Now, I'd say until a few weeks ago, the bulk of Fed officials were pretty confident that by the second or third quarter of next year, they'd be ready to raise rates. But as you point out, the past several days have clouded the picture considerably. Falling oil prices are very good for the U.S. economy overall, but it's been so sharp it's producing some anxiety that maybe it's a signal that the rest of the world is really a lot sicker than we thought and that could spill over here. So I think the Fed will choose its words very carefully today to preserve some maneuvering room on the timing of that next raise increase.
MONTAGNE: And David, you mentioned that there are a few signs of inflation out there. Is that a reason the Fed would hold on - rather hold off on raising rates?
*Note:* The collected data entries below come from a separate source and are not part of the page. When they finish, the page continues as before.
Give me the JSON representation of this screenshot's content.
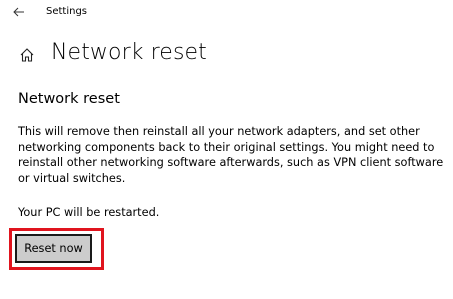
{
  "window": {
    "title": "Settings",
    "back_icon": "arrow-left-icon"
  },
  "header": {
    "icon": "home-icon",
    "title": "Network reset"
  },
  "section": {
    "heading": "Network reset",
    "description": "This will remove then reinstall all your network adapters, and set other networking components back to their original settings. You might need to reinstall other networking software afterwards, such as VPN client software or virtual switches.",
    "restart_note": "Your PC will be restarted."
  },
  "actions": {
    "reset_label": "Reset now"
  },
  "colors": {
    "highlight": "#e0141e",
    "button_bg": "#cccccc",
    "button_border": "#1a1a1a"
  }
}
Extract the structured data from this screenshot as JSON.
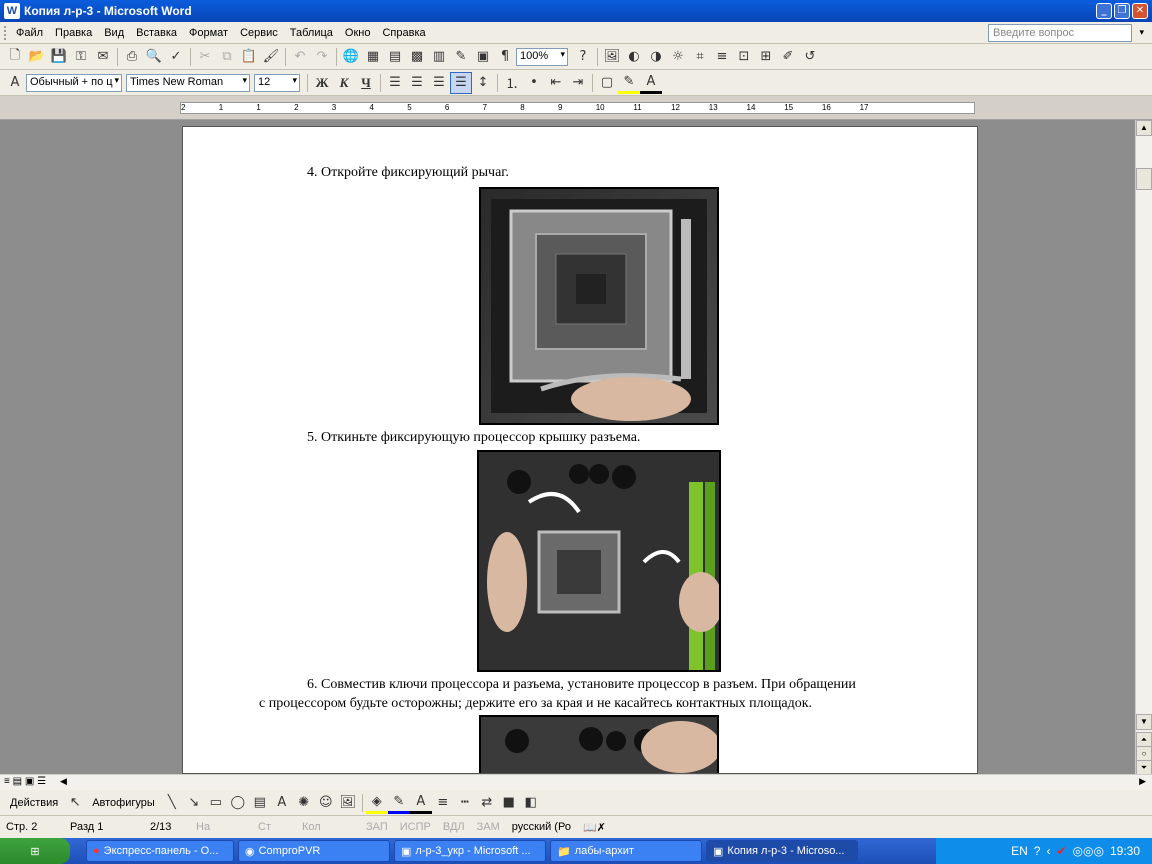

WESSEL: It could be. Inflation remains below the Fed's 2 percent target. All around the world, there's less inflation than the Fed or the European Central Bank or the Bank of Japan would like. In fact, the world's a little too close to deflation or falling prices for their taste. And falling aisle prices, while largely good, could unsettle consumers and investors and raised doubts about whether the central banks are really going to be able to get inflation back up to their 2 percent target. So I think that's just one of the issues that's likely to come up in Janet Yellen's press conference this afternoon, where she has a chance to really explain what they're thinking.
MONTAGNE: David, thanks very much.
WESSEL: You're welcome.
MONTAGNE: David Wessel is director of the Hutchins Center on Fiscal and Monetary Policy at the Brookings Institution, and he's a contributing correspondent to The Wall Street Journal.